Cannabis-Indoorplantage und mehrere Kilogramm Marihuana in Mittelsachsen entdeckt

Der Tatverdächtiger wurde inhaftiert

Leisnig

Am vergangenen Dienstag, dem 10.Februar, realisierte das Fachkommissariat für Rauschgiftdelikte der Chemnitzer Kriminalpolizei eine Wohnhausdurchsuchung in der Schloßstraße. Auf Antrag der Staatsanwaltschaft Chemnitz hatte das Amtsgericht Chemnitz den Beschluss erlassen, nachdem sich Hinweise verdichtet hatten, dass sich in einem unbewohnten Haus größere Mengen Betäubungsmittel befinden könnten.

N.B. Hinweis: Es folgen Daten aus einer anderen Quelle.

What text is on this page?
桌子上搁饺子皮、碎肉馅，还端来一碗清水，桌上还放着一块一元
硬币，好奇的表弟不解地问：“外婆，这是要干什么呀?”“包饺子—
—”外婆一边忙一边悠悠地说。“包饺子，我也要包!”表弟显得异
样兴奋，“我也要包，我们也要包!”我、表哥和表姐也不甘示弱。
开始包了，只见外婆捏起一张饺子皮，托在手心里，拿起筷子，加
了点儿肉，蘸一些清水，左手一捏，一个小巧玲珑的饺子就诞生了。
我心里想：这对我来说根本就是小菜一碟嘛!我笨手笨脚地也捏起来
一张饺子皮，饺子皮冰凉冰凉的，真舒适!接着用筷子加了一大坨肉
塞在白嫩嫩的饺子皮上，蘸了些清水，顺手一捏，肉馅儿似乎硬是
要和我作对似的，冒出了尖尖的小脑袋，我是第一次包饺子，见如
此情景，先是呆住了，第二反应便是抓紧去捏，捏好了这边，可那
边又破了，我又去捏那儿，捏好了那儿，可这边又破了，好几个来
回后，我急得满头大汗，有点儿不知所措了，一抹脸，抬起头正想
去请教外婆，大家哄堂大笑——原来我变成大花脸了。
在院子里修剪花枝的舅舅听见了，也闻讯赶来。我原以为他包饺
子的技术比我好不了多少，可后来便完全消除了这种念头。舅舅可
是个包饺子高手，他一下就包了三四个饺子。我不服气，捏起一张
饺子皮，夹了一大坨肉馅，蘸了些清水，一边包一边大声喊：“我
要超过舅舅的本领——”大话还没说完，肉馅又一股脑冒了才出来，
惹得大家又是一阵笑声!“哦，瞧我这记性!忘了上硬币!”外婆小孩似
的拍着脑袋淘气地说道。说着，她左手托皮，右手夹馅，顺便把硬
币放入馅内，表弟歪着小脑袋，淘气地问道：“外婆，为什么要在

Beamte entdecken über tausend Pflanzen

Mit Unterstützung von Einsatzkräften der sächsischen Bereitschaftspolizei verschafften sich Ermittler am Dienstagmorgen Zutritt ins Objekt. Dort trafen sie auf einen 43-Jährigen und entdeckten eine über mehrere Räume sich erstreckende Cannabis-Plantage mit insgesamt knapp 1.400 Pflanzen in unterschiedlichen Wachstumsstadien.

Mehrere Kilogramm Marihuana wird sichergestellt

Des Weiteren konnten die Beamten im Haus rund zehn Kilogramm Marihuana fest- und sicherstellen. In der Konsequenz wurde der angetroffene ukrainische Tatverdächtige festgenommen. Noch am selben Tag führten Polizisten den 43-Jährigen am zuständigen Amtsgericht einem Ermittlungsrichter vor. Dieser erließ Haftbefehl gegen den Mann, der sich nunmehr in einer Justizvollzugsanstalt befindet.

Beräumung bis in Abendstunden

Aufgrund der umfangreichen Sicherstellungen im Hinblick auf die Cannabispflanzen sowie die Anbautechnik war auch das Technische Hilfswerk in den Einsatz involviert. Die Beräumung des Hauses zog sich bis in die Abendstunden. Die Ermittlungen der Kriminalpolizei nach dem Konsumcannabisgesetz werden indes fortgeführt.